O que torna Mario Galaxy tão especial é a forma como cada elemento foi pensado para criar uma experiência cinematográfica dentro de um videogame. Pegue os Launch Stars, por exemplo — aqueles portais que catapultam o bigodudo por galáxias afora. Desde a animação de rotação inicial com aquele som de arpejo rápido até o momento de tensão antes do disparo em arco, tudo funciona como uma coreografia perfeita.

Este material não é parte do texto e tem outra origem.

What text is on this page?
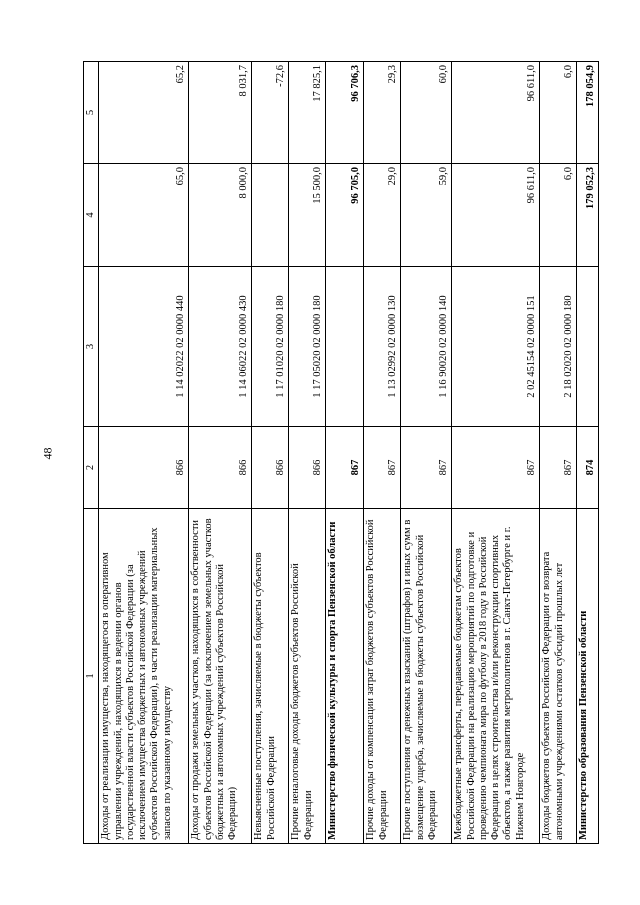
48
1	2	3	4	5
Доходы от реализации имущества, находящегося в оперативном управлении учреждений, находящихся в ведении органов государственной власти субъектов Российской Федерации (за исключением имущества бюджетных и автономных учреждений субъектов Российской Федерации), в части реализации материальных запасов по указанному имуществу	866	1 14 02022 02 0000 440	65,0	65,2
Доходы от продажи земельных участков, находящихся в собственности субъектов Российской Федерации (за исключением земельных участков бюджетных и автономных учреждений субъектов Российской Федерации)	866	1 14 06022 02 0000 430	8 000,0	8 031,7
Невыясненные поступления, зачисляемые в бюджеты субъектов Российской Федерации	866	1 17 01020 02 0000 180		-72,6
Прочие неналоговые доходы бюджетов субъектов Российской Федерации	866	1 17 05020 02 0000 180	15 500,0	17 825,1
Министерство физической культуры и спорта Пензенской области	867		96 705,0	96 706,3
Прочие доходы от компенсации затрат бюджетов субъектов Российской Федерации	867	1 13 02992 02 0000 130	29,0	29,3
Прочие поступления от денежных взысканий (штрафов) и иных сумм в возмещение ущерба, зачисляемые в бюджеты субъектов Российской Федерации	867	1 16 90020 02 0000 140	59,0	60,0
Межбюджетные трансферты, передаваемые бюджетам субъектов Российской Федерации на реализацию мероприятий по подготовке и проведению чемпионата мира по футболу в 2018 году в Российской Федерации в целях строительства и/или реконструкции спортивных объектов, а также развития метрополитенов в г. Санкт-Петербурге и г. Нижнем Новгороде	867	2 02 45154 02 0000 151	96 611,0	96 611,0
Доходы бюджетов субъектов Российской Федерации от возврата автономными учреждениями остатков субсидий прошлых лет	867	2 18 02020 02 0000 180	6,0	6,0
Министерство образования Пензенской области	874		179 052,3	178 054,9
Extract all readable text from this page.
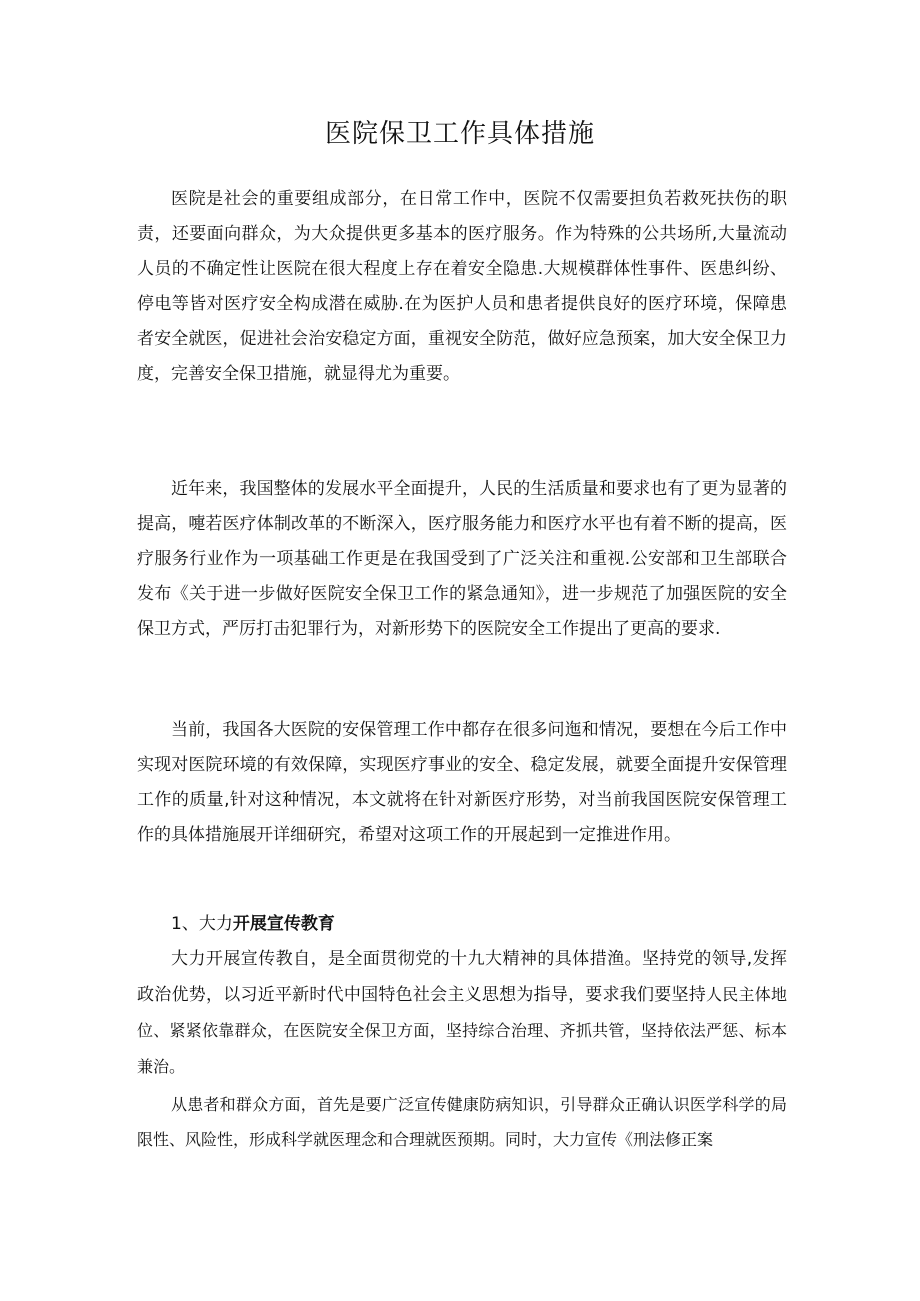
医院保卫工作具体措施

医院是社会的重要组成部分，在日常工作中，医院不仅需要担负若救死扶伤的职责，还要面向群众，为大众提供更多基本的医疗服务。作为特殊的公共场所,大量流动人员的不确定性让医院在很大程度上存在着安全隐患.大规模群体性事件、医患纠纷、停电等皆对医疗安全构成潜在威胁.在为医护人员和患者提供良好的医疗环境，保障患者安全就医，促进社会治安稳定方面，重视安全防范，做好应急预案，加大安全保卫力度，完善安全保卫措施，就显得尤为重要。

近年来，我国整体的发展水平全面提升，人民的生活质量和要求也有了更为显著的提高，嚏若医疗体制改革的不断深入，医疗服务能力和医疗水平也有着不断的提高，医疗服务行业作为一项基础工作更是在我国受到了广泛关注和重视.公安部和卫生部联合发布《关于进一步做好医院安全保卫工作的紧急通知》，进一步规范了加强医院的安全保卫方式，严厉打击犯罪行为，对新形势下的医院安全工作提出了更高的要求.

当前，我国各大医院的安保管理工作中都存在很多问迤和情况，要想在今后工作中实现对医院环境的有效保障，实现医疗事业的安全、稳定发展，就要全面提升安保管理工作的质量,针对这种情况，本文就将在针对新医疗形势，对当前我国医院安保管理工作的具体措施展开详细研究，希望对这项工作的开展起到一定推进作用。

1、大力开展宣传教育

大力开展宣传教自，是全面贯彻党的十九大精神的具体措渔。坚持党的领导,发挥政治优势，以习近平新时代中国特色社会主义思想为指导，要求我们要坚持人民主体地位、紧紧依靠群众，在医院安全保卫方面，坚持综合治理、齐抓共管，坚持依法严惩、标本兼治。

从患者和群众方面，首先是要广泛宣传健康防病知识，引导群众正确认识医学科学的局限性、风险性，形成科学就医理念和合理就医预期。同时，大力宣传《刑法修正案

Mas não é apenas a animação que impressiona. A câmera do jogo é um personagem em si. Conforme você atravessa o espaço deixando um rastro luminoso atrás de si, o jogo faz zoom para capturar o momento exato do pouso — aquele instante satisfatório que nenhuma sequência de slow-motion ou corte rápido conseguiria reproduzir melhor. É pura sinfonia de movimento.
O que diferencia Galaxy de outros títulos é justamente essa filosofia: ao invés de seguir tendências de bombástico e frenetismo, o jogo respira. Celebra cada ação com elegância. A forma como Mario se move pelo espaço, como os controles respondem, como os efeitos visuais acompanham cada gesto — é um trabalho de orquestração que poucos games conseguem alcançar.
Para quem cresceu com o título, é nostalgia pura. Para quem está descobrindo agora, é revelação. Independente da perspectiva, Mario Galaxy permanece como exemplo de como um game 3D deve funcionar: preciso, bonito, intuitivo e acima de tudo, extremamente divertido. Duas décadas depois, sua genialidade em design continua inalterada.